PEYGAMBER VE İLETİŞİM
Bu yanlış anlayışı düzeltmek maksadıyla yüce Allah, peygamber hangi kavimden ise onlara iyice açıklasın diye mesajı o kavmin diliyle göndermiştir. Kur’an’ı tebliğ etmekle görevli Hz. Peygamber ve kavmi Arap olduğu için Kur’an Arapça olarak gönderilmiştir: "Biz gönderdiğimiz bütün Resulleri O halkın anladığı dilde göndeririz!" (İbrahim Suresi; Ayet: 4)
Fakat bu durum, onun sadece Araplar’a indirilmiş olduğunu göstermez. Nitekim onun ilgi alanının evrensel ve bütün insanlığa hitap ettiğini gösteren birçok âyet mevcuttur (Bakara 2/185). İslam alimleri, Kur’an-ı Kerim’de Hz. Muhammed’in peygamberliğinin evrenselliğine vurgu yapıldığını ısrarla belirtirler: ‘Biz seni sadece müjdeleyici ve uyarıcı olarak bütün insanlara gönderdik; fakat insanların çoğu bunu anlamıyorlar.’ (34- Sebe; Ayet: 28).

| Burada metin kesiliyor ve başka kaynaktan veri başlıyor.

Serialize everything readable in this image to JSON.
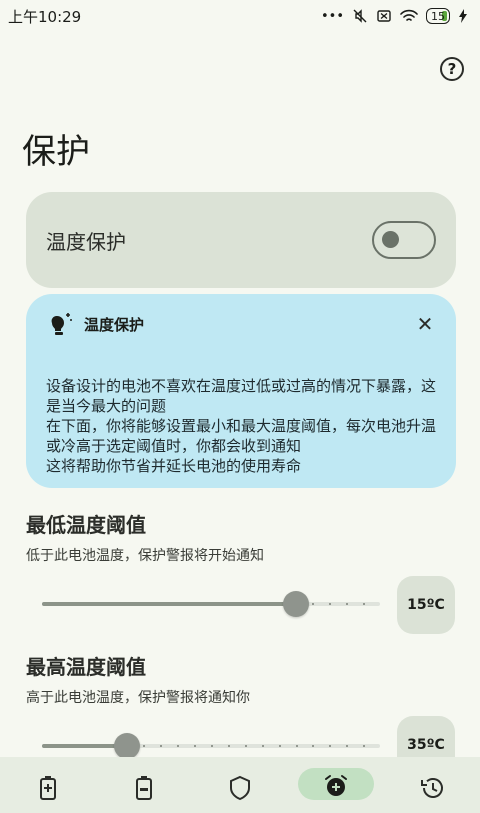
{
  "status": {
    "time": "上午10:29",
    "battery": "15"
  },
  "page": {
    "title": "保护"
  },
  "toggle": {
    "label": "温度保护",
    "enabled": false
  },
  "info": {
    "title": "温度保护",
    "body": "设备设计的电池不喜欢在温度过低或过高的情况下暴露，这是当今最大的问题\n在下面，你将能够设置最小和最大温度阈值，每次电池升温或冷高于选定阈值时，你都会收到通知\n这将帮助你节省并延长电池的使用寿命"
  },
  "min": {
    "heading": "最低温度阈值",
    "sub": "低于此电池温度，保护警报将开始通知",
    "value": "15ºC",
    "fraction": 0.75
  },
  "max": {
    "heading": "最高温度阈值",
    "sub": "高于此电池温度，保护警报将通知你",
    "value": "35ºC",
    "fraction": 0.25
  },
  "colors": {
    "background": "#f6f8f1",
    "card": "#dbe2d6",
    "info": "#bfe8f3",
    "active_pill": "#c2e0c2"
  },
  "nav": [
    {
      "icon": "battery-charging-icon"
    },
    {
      "icon": "battery-icon"
    },
    {
      "icon": "shield-icon"
    },
    {
      "icon": "alarm-add-icon",
      "active": true
    },
    {
      "icon": "history-icon"
    }
  ]
}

Kur’an’ın bütün insanlar için hak ile bâtılı, yanlışla doğruyu birbirinden ayırt eden, açıklayan ve doğru yola ileten bir kitap, özellikle takvâ sahipleri için bir ibret ve öğüt olduğunu ifade eder: ‘Bu Kur’an insanlara bir açıklama, takvâ sahipleri için de bir hidayet ve bir öğüttür.’ (3-Âl-i İmrân Suresi; Ayet: 138)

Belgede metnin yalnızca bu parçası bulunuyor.